In simplified terms, I think this is what the loops are doing:
upgain=np.array([.1,.2,.3,.4])    
u=[]
up=1
for x in upgain:                  
    u1=10*up+x
    u.append(u1)
    up=u1
producing:
[10.1, 101.2, 1012.3, 10123.4]
np.cumprod([10,10,10,10]) is there, plus a modified cumsum for the [.1,.2,.3,.4] terms.  But I can't off hand think of a way of combining these with compiled numpy functions.  We could write a custom ufunc, and use its accumulate.  Or we could write it in cython (or other c interface).
https://stackoverflow.com/a/27912352 suggests that frompyfunc is a way of writing a generalized accumulate.  I don't expect big time savings, maybe 2x.
To use frompyfunc, define:
def foo(x,y):return 10*x+y
The loop application (above) would be
def loopfoo(upgain,u,u1):
    for x in upgain:
        u1=foo(u1,x)
        u.append(u1)
    return u
The 'vectorized' version would be:
vfoo=np.frompyfunc(foo,2,1) # 2 in arg, 1 out
vfoo.accumulate(upgain,dtype=object).astype(float)
The dtype=object requirement was noted in the prior SO, and  https://github.com/numpy/numpy/issues/4155
In [1195]: loopfoo([1,.1,.2,.3,.4],[],0)
Out[1195]: [1, 10.1, 101.2, 1012.3, 10123.4]
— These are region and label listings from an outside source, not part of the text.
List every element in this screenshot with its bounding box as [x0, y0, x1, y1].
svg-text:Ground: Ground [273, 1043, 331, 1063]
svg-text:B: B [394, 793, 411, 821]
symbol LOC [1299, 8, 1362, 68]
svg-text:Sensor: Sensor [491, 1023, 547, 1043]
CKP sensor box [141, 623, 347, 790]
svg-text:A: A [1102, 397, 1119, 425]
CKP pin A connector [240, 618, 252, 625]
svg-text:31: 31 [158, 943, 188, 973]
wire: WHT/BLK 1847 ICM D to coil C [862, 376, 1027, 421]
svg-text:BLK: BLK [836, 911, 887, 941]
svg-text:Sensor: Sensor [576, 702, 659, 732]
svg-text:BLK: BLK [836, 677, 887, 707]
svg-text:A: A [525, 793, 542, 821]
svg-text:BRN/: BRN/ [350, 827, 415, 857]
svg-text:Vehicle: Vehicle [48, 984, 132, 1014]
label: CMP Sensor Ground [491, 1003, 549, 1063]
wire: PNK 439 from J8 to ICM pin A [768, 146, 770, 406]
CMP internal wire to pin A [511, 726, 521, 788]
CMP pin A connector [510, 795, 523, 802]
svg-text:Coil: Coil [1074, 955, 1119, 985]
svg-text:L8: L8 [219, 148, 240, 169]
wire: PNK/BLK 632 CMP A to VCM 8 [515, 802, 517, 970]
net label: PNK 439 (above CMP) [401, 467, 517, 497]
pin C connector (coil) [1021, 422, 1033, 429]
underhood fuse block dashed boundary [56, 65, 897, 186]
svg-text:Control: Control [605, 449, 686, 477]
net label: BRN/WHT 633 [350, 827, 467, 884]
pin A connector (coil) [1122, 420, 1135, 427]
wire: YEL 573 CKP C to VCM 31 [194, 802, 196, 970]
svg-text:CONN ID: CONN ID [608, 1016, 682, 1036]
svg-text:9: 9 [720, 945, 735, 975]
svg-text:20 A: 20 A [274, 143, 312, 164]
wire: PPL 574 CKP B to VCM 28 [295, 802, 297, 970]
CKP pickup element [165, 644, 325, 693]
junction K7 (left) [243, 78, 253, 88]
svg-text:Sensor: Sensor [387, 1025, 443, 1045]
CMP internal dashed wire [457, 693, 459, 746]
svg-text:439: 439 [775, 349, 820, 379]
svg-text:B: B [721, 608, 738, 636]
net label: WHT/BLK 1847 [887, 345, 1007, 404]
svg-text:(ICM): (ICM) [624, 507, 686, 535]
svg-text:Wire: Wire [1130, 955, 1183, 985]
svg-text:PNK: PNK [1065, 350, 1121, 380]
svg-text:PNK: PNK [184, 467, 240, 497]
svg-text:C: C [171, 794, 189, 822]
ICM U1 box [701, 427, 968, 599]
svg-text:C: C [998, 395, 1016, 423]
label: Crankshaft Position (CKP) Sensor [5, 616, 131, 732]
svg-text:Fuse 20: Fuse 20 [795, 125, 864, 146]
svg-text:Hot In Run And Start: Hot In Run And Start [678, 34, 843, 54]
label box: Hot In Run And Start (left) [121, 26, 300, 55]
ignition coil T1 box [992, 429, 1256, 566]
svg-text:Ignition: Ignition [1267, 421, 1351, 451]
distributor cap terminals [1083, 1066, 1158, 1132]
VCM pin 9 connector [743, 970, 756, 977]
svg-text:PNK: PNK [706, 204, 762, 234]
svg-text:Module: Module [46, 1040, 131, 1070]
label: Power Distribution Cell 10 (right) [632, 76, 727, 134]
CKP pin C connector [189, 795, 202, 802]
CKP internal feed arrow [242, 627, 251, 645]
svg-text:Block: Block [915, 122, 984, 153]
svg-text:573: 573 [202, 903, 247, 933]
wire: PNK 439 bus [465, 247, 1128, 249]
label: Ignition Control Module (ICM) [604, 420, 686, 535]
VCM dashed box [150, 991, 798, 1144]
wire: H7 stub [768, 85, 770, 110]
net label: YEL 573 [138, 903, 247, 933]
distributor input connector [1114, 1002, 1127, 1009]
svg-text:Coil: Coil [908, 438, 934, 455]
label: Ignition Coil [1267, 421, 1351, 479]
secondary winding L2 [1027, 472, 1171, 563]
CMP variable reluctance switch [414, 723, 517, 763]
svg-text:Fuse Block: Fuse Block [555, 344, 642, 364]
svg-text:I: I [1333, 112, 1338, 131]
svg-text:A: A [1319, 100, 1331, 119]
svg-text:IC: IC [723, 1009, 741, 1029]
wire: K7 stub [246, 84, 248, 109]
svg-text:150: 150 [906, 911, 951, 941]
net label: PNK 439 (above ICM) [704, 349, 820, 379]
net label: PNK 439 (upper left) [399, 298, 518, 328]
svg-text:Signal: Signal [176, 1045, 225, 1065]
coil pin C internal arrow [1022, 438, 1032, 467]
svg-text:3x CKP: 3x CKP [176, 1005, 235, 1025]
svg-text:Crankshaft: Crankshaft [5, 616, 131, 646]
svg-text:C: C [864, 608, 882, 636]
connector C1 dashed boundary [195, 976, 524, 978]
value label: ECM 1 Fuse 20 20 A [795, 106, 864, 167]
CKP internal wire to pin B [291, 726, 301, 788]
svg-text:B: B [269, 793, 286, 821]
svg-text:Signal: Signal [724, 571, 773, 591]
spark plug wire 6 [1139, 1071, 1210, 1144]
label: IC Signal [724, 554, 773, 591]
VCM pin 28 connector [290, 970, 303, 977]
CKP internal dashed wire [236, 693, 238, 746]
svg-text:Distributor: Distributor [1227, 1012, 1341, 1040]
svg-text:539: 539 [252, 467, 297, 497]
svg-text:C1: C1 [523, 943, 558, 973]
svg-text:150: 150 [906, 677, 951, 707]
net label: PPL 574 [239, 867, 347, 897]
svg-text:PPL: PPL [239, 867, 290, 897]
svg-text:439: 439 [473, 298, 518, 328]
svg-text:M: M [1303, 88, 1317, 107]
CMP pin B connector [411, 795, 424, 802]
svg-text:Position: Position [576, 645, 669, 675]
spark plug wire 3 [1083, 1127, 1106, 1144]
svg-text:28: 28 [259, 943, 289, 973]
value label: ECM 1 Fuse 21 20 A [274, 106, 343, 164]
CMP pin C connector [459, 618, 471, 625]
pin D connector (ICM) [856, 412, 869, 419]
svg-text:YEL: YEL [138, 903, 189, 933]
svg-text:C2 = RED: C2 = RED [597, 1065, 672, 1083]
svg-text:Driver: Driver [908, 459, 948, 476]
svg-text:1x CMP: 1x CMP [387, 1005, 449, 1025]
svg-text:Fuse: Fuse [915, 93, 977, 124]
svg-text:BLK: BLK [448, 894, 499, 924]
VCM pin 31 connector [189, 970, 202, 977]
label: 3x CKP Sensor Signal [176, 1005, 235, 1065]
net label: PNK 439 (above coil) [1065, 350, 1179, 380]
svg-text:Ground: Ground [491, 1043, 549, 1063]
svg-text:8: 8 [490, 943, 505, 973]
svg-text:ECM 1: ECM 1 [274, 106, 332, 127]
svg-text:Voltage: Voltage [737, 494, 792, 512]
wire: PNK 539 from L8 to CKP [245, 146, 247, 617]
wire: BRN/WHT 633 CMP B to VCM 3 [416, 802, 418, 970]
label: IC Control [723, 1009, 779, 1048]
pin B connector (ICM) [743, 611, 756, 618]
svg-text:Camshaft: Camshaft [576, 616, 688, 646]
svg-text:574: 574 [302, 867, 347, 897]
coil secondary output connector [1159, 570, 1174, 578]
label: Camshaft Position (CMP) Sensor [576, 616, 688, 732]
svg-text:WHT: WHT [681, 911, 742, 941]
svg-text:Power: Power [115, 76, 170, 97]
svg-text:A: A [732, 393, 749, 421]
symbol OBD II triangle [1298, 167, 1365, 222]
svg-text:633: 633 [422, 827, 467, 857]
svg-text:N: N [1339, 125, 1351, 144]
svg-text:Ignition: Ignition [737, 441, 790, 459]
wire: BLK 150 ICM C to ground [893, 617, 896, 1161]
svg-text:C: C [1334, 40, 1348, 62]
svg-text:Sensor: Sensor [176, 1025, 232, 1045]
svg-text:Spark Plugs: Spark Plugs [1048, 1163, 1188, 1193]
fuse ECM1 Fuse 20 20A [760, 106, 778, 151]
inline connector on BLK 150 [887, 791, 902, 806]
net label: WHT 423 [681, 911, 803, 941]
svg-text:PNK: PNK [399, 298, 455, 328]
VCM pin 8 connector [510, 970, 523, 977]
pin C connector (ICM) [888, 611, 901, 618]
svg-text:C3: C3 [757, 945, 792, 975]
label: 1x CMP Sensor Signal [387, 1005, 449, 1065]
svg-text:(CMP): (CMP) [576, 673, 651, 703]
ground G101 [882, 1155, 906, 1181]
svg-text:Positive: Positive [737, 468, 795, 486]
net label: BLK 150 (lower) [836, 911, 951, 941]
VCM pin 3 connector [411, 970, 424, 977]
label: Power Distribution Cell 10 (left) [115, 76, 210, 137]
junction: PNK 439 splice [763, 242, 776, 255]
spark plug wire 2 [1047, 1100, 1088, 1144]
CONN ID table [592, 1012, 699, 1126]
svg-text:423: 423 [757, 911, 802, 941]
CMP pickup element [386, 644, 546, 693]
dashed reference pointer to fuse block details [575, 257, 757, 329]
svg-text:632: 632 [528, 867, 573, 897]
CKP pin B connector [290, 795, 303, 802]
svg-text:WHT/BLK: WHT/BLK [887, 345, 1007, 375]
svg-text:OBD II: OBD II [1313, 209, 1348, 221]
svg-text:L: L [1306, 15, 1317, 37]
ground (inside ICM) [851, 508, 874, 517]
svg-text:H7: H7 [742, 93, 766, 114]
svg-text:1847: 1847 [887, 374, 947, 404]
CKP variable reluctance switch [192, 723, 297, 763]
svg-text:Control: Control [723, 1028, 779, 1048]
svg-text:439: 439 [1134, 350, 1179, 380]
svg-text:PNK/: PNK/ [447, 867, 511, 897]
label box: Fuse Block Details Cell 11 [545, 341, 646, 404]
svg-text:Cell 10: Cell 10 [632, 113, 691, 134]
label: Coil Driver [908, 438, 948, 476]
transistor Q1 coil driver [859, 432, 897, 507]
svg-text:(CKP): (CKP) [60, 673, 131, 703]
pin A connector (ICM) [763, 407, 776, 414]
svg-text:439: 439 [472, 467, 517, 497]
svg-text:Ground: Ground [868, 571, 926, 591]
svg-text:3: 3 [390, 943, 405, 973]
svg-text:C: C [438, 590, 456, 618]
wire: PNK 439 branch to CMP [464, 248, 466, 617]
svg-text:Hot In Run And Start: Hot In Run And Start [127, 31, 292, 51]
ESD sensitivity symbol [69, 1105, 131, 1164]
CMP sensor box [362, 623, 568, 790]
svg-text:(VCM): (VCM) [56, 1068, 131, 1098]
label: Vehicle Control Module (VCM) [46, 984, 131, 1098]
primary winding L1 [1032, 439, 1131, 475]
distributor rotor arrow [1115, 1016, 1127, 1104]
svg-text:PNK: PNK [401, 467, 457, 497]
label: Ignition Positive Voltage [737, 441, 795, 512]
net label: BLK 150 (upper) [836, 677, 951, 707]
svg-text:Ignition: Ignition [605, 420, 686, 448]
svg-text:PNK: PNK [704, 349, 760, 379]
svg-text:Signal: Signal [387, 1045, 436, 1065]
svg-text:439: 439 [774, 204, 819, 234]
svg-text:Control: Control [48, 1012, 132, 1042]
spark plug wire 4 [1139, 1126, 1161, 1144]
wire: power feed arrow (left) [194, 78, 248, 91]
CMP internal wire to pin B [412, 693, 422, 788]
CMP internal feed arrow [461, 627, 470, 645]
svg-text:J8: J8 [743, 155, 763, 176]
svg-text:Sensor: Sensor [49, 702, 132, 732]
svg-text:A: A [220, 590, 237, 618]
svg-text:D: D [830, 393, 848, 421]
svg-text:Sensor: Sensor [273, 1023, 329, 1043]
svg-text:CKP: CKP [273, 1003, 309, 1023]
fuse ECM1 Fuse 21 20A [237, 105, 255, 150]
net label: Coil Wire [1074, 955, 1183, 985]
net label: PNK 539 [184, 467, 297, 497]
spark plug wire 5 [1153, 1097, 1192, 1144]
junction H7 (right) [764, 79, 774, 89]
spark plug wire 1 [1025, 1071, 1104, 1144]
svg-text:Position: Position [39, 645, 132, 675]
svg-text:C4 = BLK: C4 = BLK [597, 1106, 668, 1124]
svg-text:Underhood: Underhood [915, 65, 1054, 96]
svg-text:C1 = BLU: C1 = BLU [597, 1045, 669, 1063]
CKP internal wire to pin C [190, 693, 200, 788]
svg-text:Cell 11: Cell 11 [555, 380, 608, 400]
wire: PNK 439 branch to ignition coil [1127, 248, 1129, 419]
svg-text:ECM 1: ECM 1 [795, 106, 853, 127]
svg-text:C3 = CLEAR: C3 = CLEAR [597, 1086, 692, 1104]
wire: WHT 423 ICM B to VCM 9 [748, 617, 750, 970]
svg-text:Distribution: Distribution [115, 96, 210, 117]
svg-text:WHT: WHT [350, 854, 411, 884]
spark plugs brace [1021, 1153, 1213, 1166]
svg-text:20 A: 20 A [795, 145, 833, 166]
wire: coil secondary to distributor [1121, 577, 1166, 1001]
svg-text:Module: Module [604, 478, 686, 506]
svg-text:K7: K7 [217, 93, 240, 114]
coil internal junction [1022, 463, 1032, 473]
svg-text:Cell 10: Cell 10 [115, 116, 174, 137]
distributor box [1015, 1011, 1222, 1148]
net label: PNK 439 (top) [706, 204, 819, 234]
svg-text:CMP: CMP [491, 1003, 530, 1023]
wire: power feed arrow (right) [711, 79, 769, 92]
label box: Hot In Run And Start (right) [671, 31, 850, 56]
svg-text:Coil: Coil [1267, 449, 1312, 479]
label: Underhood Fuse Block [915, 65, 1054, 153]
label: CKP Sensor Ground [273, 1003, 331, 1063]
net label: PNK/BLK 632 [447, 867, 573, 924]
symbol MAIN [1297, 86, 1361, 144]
In [1196]: vfoo.accumulate([1,.1,.2,.3,.4],dtype=object)
Out[1196]: array([1.0, 10.1, 101.2, 1012.3, 10123.4], dtype=object)
For this small list, loopfoo is faster (3µs v 21µs)
For a 100 element array, e.g. biggain=np.linspace(.1,1,100), the vfoo.accumulate is faster:
In [1199]: timeit loopfoo(biggain,[],0)
1000 loops, best of 3: 281 µs per loop
In [1200]: timeit vfoo.accumulate(biggain,dtype=object)
10000 loops, best of 3: 57.4 µs per loop
For an even larger biggain=np.linspace(.001,.01,1000) (smaller number to avoid overflow), the 5x speed ratio remains.